While we were on trial, the main complainant, Mrs. Helena Tipon, wife of the deceased Rogelio Tipon executed an Afﬁdavit of Desistance. But because of the insistence of the landlord, the Court continued to prosecute the case. Tipon’s Afﬁdavit of Desistance was never formally ﬁled and instead diverted the complainant to the People of the Philippines. Besides us who are now in jail, two of my sons are still at large for the same crime.
Not one of our relatives ever visited us because they are far from Manila. Our two sons who are supposedly at large are afraid to come out for fear of detention.
Our long years of imprisonment caused us ailments. My husband and I are suffering from arthritis and hypertension. I have a weak heart. I could barely move. I feel so old now. I feel pain in my chest. Please help us so we can still see our children and our grandchildren. We do not want to die without seeing them. I wish to see them but they are so far. I also wish I could visit my husband and son at the New Bilibid Prison. I wonder how they are coping with all these. The three of us are here in Manila but they seem so far from me. I pity my son Selman. He left his wife and kids and he has not seen them again.
My son Selman says: “Ma’am Persida Acosta, thank you for visiting us at NBP. Please tell our President P-Noy to release us. We don’t want to spend our whole life so unproductive. My father and mother are old, please free them. I have not seen my family for long. I don’t know what has happened them.
My husband Jesus says, “We are suffering for sins we did not commit. Is it because we do not have money and power? We only want to live simply, to till our small land so we can live. Where is justice? We lost our son Romeo in defending that small piece of land. When he died no one ever sought justice for him. Our family just cried in silence. I know this was their way to get rid of us from that small piece of land. To them, my son’s death was not enough. They wanted our whole family in prison.”
Members of Migrante-Netherlands recorded dramatic readings of the plight of political prisoners as part of a series of activities for Human Rights Week 2012 in the Netherlands.

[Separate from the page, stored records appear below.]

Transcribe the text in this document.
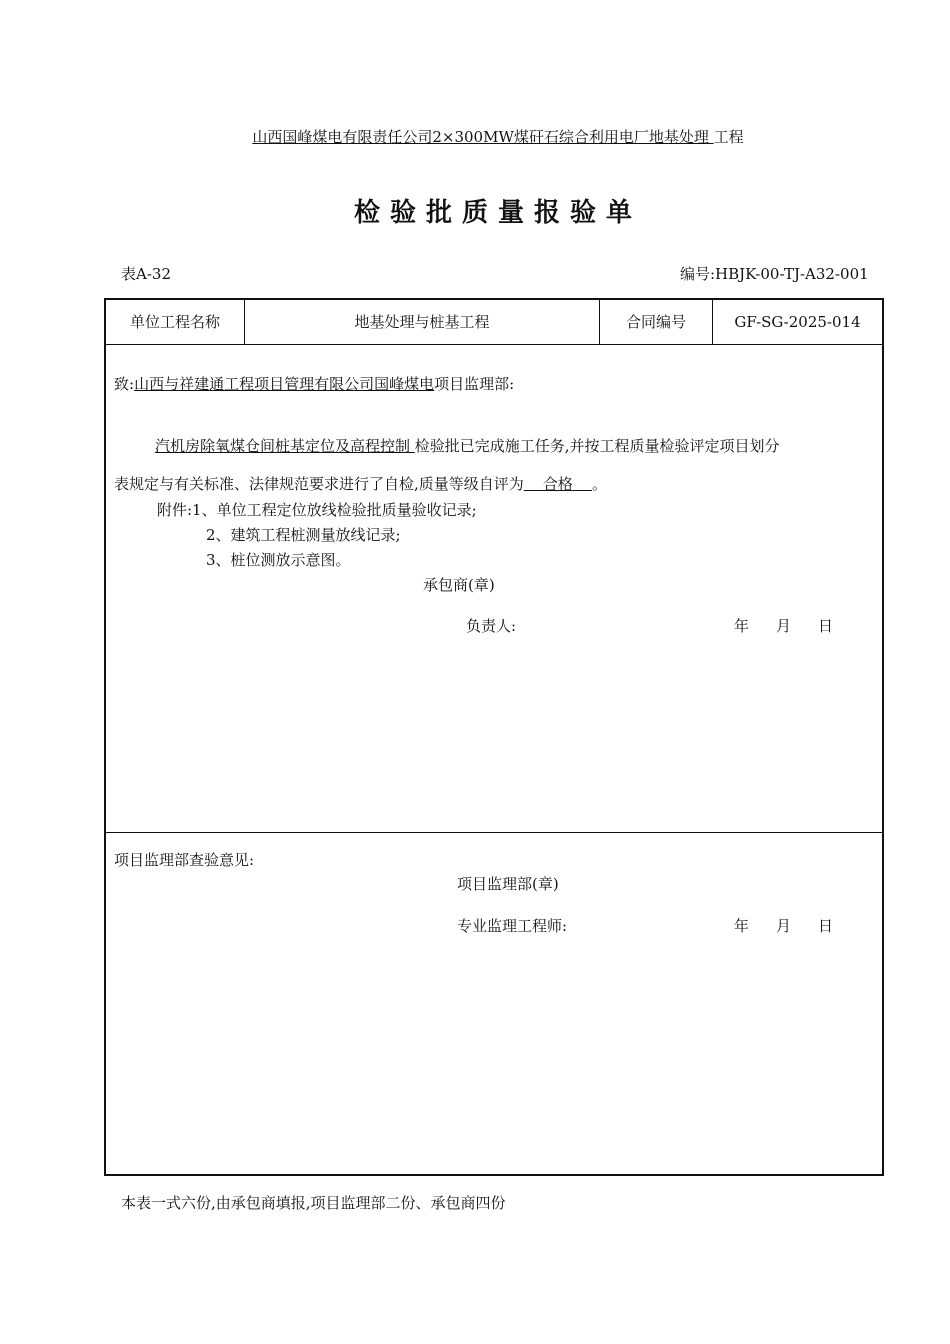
山西国峰煤电有限责任公司2×300MW煤矸石综合利用电厂地基处理 工程
检验批质量报验单
表A-32	编号:HBJK-00-TJ-A32-001
单位工程名称	地基处理与桩基工程	合同编号	GF-SG-2025-014
致:山西与祥建通工程项目管理有限公司国峰煤电项目监理部:
汽机房除氧煤仓间桩基定位及高程控制 检验批已完成施工任务,并按工程质量检验评定项目划分
表规定与有关标准、法律规范要求进行了自检,质量等级自评为    合格    。
附件:1、单位工程定位放线检验批质量验收记录;
2、建筑工程桩测量放线记录;
3、桩位测放示意图。
承包商(章)
负责人:	年 月 日
项目监理部查验意见:
项目监理部(章)
专业监理工程师:	年 月 日
本表一式六份,由承包商填报,项目监理部二份、承包商四份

Migrante members Ruby, Juliet, and Gerlie recorded the first-person accounts of political prisoners as they narrated how they were forcibly taken, tortured and kept in prison. Luis jalandoni, chairperson of the negotiating panel of National Democratic Front of the Philippines and a former political prisoner himself, joined the members of Migrante in the recording session.
These stories are among the 430 cases of political prisoners languishing in detention facilities in the Philippines.